> I thought further about the lockmode calling find_inheritance_children > in ATPrepAddPrimaryKey. > What we do here? We first get oids of children, then check the if the > column of children has marked not-null, if not, report an error. > No operation here on children. I check other places that call > find_inheritance_children, if we have operation on children, we usually pass > Lockmode to find_inheritance_children, otherwise pass NoLock.
Hmm, I'm wary of doing this, although you're perhaps right that there's no harm. If we do need to add a not-null constraint on the children, surely we'll acquire a stronger lock further down the execution chain. In principle this sounds a good idea though. (I'm not sure about doing SearchSysCacheAttName() on a relation that might be dropped concurrently; does dropping the child acquire lock on its parent? I suppose so, in which case this is okay; but still icky. What about DETACH CONCURRENTLY?)
Yes, I'm also wary of doing this.
Although NoLock may fix this issue, I feel it will trigger other problems, such as the scenario you listed above.
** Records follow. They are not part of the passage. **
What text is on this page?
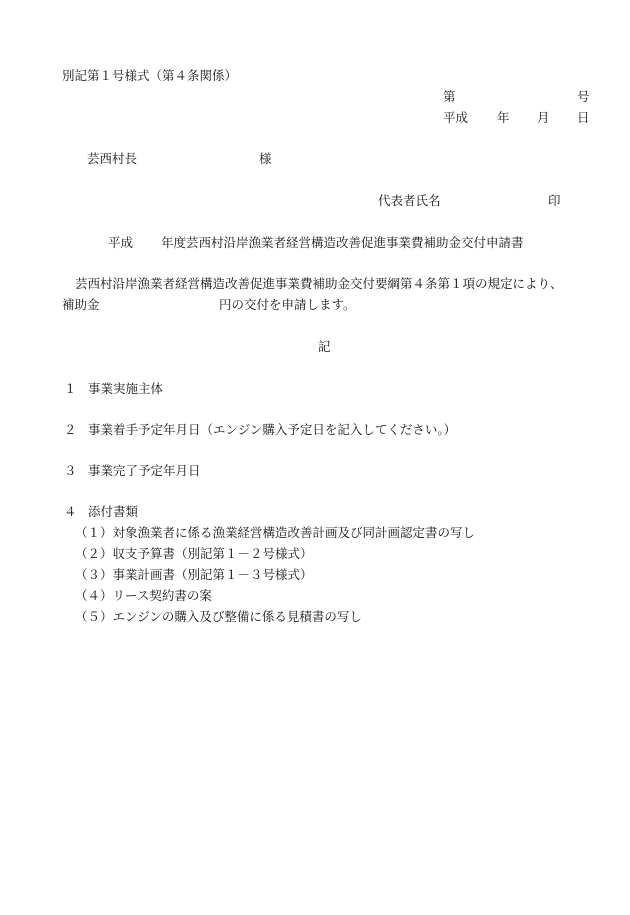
別記第１号様式（第４条関係）
第	号
平成 年 月 日
芸西村長	様
代表者氏名	印
平成 年度芸西村沿岸漁業者経営構造改善促進事業費補助金交付申請書
芸西村沿岸漁業者経営構造改善促進事業費補助金交付要綱第４条第１項の規定により、
補助金	円の交付を申請します。
記
１ 事業実施主体
２ 事業着手予定年月日（エンジン購入予定日を記入してください。）
３ 事業完了予定年月日
４ 添付書類
（１）対象漁業者に係る漁業経営構造改善計画及び同計画認定書の写し
（２）収支予算書（別記第１－２号様式）
（３）事業計画書（別記第１－３号様式）
（４）リース契約書の案
（５）エンジンの購入及び整備に係る見積書の写し
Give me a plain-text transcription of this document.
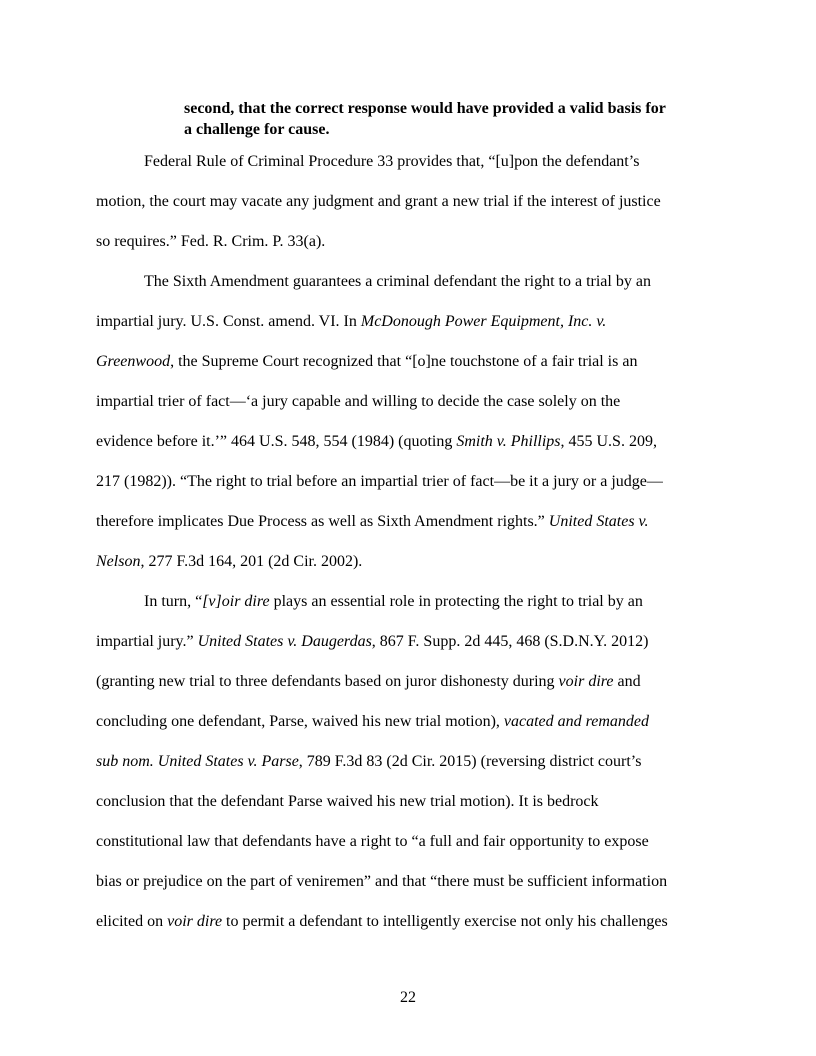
second, that the correct response would have provided a valid basis for
a challenge for cause.
Federal Rule of Criminal Procedure 33 provides that, “[u]pon the defendant’s
motion, the court may vacate any judgment and grant a new trial if the interest of justice
so requires.” Fed. R. Crim. P. 33(a).
The Sixth Amendment guarantees a criminal defendant the right to a trial by an
impartial jury. U.S. Const. amend. VI. In McDonough Power Equipment, Inc. v.
Greenwood, the Supreme Court recognized that “[o]ne touchstone of a fair trial is an
impartial trier of fact—‘a jury capable and willing to decide the case solely on the
evidence before it.’” 464 U.S. 548, 554 (1984) (quoting Smith v. Phillips, 455 U.S. 209,
217 (1982)). “The right to trial before an impartial trier of fact—be it a jury or a judge—
therefore implicates Due Process as well as Sixth Amendment rights.” United States v.
Nelson, 277 F.3d 164, 201 (2d Cir. 2002).
In turn, “[v]oir dire plays an essential role in protecting the right to trial by an
impartial jury.” United States v. Daugerdas, 867 F. Supp. 2d 445, 468 (S.D.N.Y. 2012)
(granting new trial to three defendants based on juror dishonesty during voir dire and
concluding one defendant, Parse, waived his new trial motion), vacated and remanded
sub nom. United States v. Parse, 789 F.3d 83 (2d Cir. 2015) (reversing district court’s
conclusion that the defendant Parse waived his new trial motion). It is bedrock
constitutional law that defendants have a right to “a full and fair opportunity to expose
bias or prejudice on the part of veniremen” and that “there must be sufficient information
elicited on voir dire to permit a defendant to intelligently exercise not only his challenges
22
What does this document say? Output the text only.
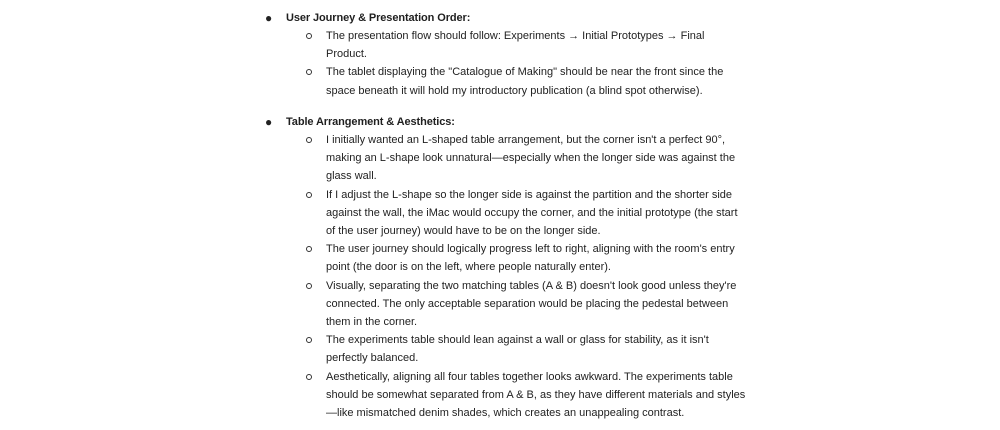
● User Journey & Presentation Order:
The presentation flow should follow: Experiments → Initial Prototypes → Final Product.
The tablet displaying the "Catalogue of Making" should be near the front since the space beneath it will hold my introductory publication (a blind spot otherwise).
● Table Arrangement & Aesthetics:
I initially wanted an L-shaped table arrangement, but the corner isn't a perfect 90°, making an L-shape look unnatural—especially when the longer side was against the glass wall.
If I adjust the L-shape so the longer side is against the partition and the shorter side against the wall, the iMac would occupy the corner, and the initial prototype (the start of the user journey) would have to be on the longer side.
The user journey should logically progress left to right, aligning with the room's entry point (the door is on the left, where people naturally enter).
Visually, separating the two matching tables (A & B) doesn't look good unless they're connected. The only acceptable separation would be placing the pedestal between them in the corner.
The experiments table should lean against a wall or glass for stability, as it isn't perfectly balanced.
Aesthetically, aligning all four tables together looks awkward. The experiments table should be somewhat separated from A & B, as they have different materials and styles—like mismatched denim shades, which creates an unappealing contrast.
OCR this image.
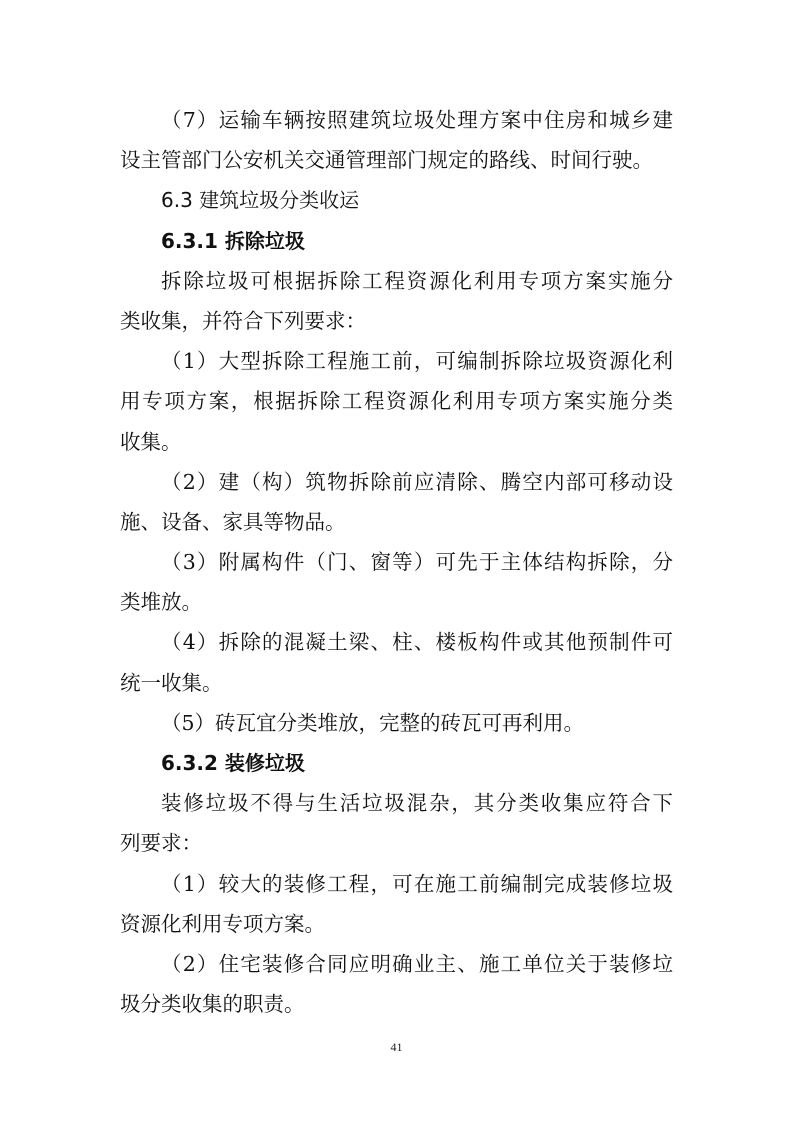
（7）运输车辆按照建筑垃圾处理方案中住房和城乡建
设主管部门公安机关交通管理部门规定的路线、时间行驶。
6.3 建筑垃圾分类收运
6.3.1 拆除垃圾
拆除垃圾可根据拆除工程资源化利用专项方案实施分
类收集，并符合下列要求：
（1）大型拆除工程施工前，可编制拆除垃圾资源化利
用专项方案，根据拆除工程资源化利用专项方案实施分类
收集。
（2）建（构）筑物拆除前应清除、腾空内部可移动设
施、设备、家具等物品。
（3）附属构件（门、窗等）可先于主体结构拆除，分
类堆放。
（4）拆除的混凝土梁、柱、楼板构件或其他预制件可
统一收集。
（5）砖瓦宜分类堆放，完整的砖瓦可再利用。
6.3.2 装修垃圾
装修垃圾不得与生活垃圾混杂，其分类收集应符合下
列要求：
（1）较大的装修工程，可在施工前编制完成装修垃圾
资源化利用专项方案。
（2）住宅装修合同应明确业主、施工单位关于装修垃
圾分类收集的职责。
41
However, I've also been looking at this and realized that this code can have different structure which may allows us to skip the find_inheritance_children() altogether. The reason is that we already scan the parent's list of columns searching for not-null constraints on each of them; we only need to run this verification on children for columns where there is none in the parent, and then only in the case where recursion is turned off.
So I propose the attached patch, which also has some comments to hopefully explain what is going on and why. I ran Tom's test script a few hundred times in a loop and I see no deadlock anymore.
No objection from me. The comments may need a little polishing.